Is that really asking too much from a program designed to create bitmap graphics? 

It is certainly not too much to ask, but Affinity Photo was not designed to create bitmap graphics. As the name suggest, it was designed primarily to develop RAW photos & to edit photos & other continuous tone images. It does include a number of resolution-independent vector & text object creation tools; however, they clearly are not optimized for creating pixel-aligned bitmaps. The only tool it includes that is somewhat suitable for that is the Pixel Tool, but it is intended mostly for freehand sketching & only supports constraining to purely horizontal or vertical strokes (via the shift key) in a way that is not well suited for anything else.

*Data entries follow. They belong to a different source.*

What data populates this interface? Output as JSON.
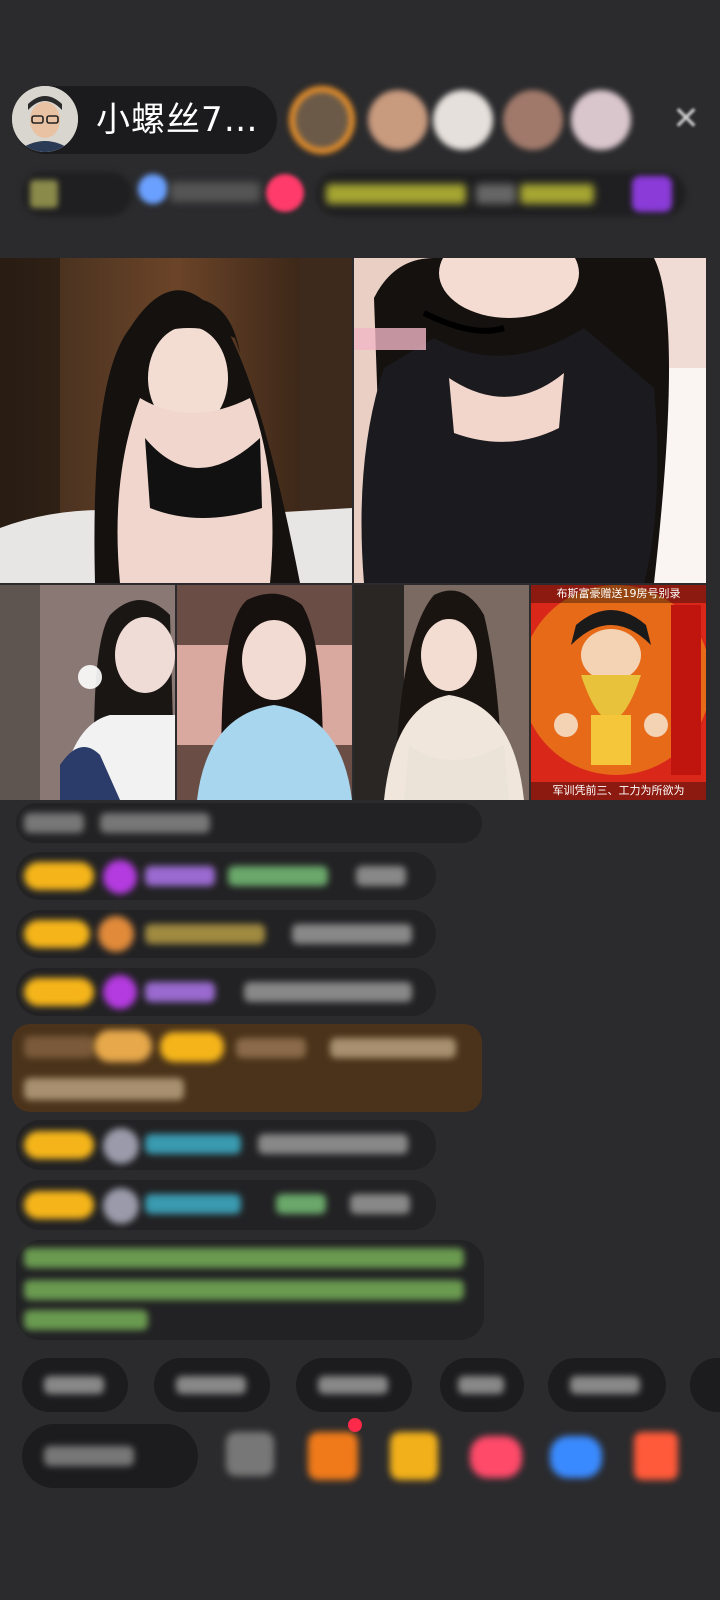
{
  "header": {
    "host_name": "小螺丝7…",
    "close_icon": "close-icon"
  },
  "grid": {
    "tile8_caption_top": "布斯富豪赠送19房号别录",
    "tile8_caption_bottom": "军训凭前三、工力为所欲为"
  },
  "colors": {
    "background": "#2b2b2d",
    "badge_gold": "#f5b51a",
    "chat_bubble": "#222224",
    "highlight_bubble": "#5a3a14"
  }
}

We all know this, or at least should from reading some of the many comments already posted about it, so there is not much point in posting more of them to this, the Affinity on Desktop Questions forum. That's because every question about it already has been answered more than once in existing topics. A much more suitable place for this is in the feature requests & feedback forums, because it is really about adding features more suited to creating pixel-aligned bitmaps.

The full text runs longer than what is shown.